Bitters are rightly linked to herbs and various natural essences. In their various versions, they continue to give the idea they are someway healthy. Healthy as herbs are, considered that into herbs we find most of the remedies to illness. Hippocrates was the first to take a bitter drink to aid his digestion. In the Middle Age, monks in monasteries everywhere became the keepers of the secret recipes to create herbs elixirs able to strengthen physical condition while bringing on the spirit: mens sana in corpore sano…
Monastic orders still make wine, beer and liqueurs, and their religious fervour has a commercial streak. The most famous are Benedictine and Chartreuse. The secret formula for Benedictine, believed lost when the Abbey of Fecamp in Normandy was destroyed in 1789 during the French Revolution, turned up in 1863 in the house of Alexandre Le Grand. He modernised the elixir of 27 plants and spices and called it Benedictine. "D.O.M." on the label stands for "Deo Optimo Maximo" (To God, most good, most great). The recipe is said to contain angelica root, arnica flowers, orange peel, thyme, cardamom, peppermint, cassia, hyssop, cloves, cognac and God knows what else.
Carthusian monks still hold the formula for their precious elixir within the walls of Le Grande Chartreuse, the principal convent of the order, in the mountains near Grenoble (French Alps).
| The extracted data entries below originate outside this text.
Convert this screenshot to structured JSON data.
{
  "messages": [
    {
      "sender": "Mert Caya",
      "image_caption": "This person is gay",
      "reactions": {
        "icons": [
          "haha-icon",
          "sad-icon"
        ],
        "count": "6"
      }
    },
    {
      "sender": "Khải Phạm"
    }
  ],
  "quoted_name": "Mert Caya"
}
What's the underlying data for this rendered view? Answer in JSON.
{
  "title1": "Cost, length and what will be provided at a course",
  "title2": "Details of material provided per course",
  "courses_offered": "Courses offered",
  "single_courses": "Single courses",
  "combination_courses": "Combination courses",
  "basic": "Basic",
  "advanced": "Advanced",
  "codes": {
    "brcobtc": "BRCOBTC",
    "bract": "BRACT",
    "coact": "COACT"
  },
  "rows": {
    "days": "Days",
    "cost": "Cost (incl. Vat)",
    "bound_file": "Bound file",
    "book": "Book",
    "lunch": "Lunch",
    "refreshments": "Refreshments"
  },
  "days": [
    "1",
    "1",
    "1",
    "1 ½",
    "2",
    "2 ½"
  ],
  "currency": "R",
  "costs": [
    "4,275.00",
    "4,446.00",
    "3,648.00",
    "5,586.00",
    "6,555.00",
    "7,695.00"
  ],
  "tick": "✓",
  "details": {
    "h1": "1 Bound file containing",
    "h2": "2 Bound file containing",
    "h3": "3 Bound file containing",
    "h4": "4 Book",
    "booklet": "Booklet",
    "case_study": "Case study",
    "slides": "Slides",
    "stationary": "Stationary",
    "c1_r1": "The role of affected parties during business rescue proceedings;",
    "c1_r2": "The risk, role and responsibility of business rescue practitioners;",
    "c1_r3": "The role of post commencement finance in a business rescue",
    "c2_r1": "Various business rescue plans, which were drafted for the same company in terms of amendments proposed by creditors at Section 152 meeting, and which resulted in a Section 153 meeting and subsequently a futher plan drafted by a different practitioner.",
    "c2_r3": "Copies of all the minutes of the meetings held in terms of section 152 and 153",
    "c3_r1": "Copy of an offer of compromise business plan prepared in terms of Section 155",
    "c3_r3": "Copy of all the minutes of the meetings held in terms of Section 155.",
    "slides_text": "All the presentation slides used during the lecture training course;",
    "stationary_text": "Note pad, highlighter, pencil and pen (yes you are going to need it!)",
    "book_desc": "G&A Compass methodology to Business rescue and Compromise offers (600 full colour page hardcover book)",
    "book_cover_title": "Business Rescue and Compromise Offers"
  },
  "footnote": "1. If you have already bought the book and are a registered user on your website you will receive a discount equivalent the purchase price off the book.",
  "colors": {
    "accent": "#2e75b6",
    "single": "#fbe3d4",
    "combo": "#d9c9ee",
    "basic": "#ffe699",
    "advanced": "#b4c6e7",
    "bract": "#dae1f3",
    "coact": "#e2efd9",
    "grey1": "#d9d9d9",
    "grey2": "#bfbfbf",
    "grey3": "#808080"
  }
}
Marechal d'Estrees gave it to Les Peres Chartreux in 1605, but it can be dated with certainty to a previous age. In those days, monks were the educated and literate elites and had the necessary liqueur production skills to let the complicated formula become a liqueur. A century later the manuscript appeared again, to be brought in Grenoble in 1737. Through many misfortunes, it still belongs to the only ones who deserve it, and who probably can translate its writings into the elixir. The original Chartreuse is 71%abv, but two lighter versions are more popular: a Green about 55%abv and a sweeter Yellow at 40%abv.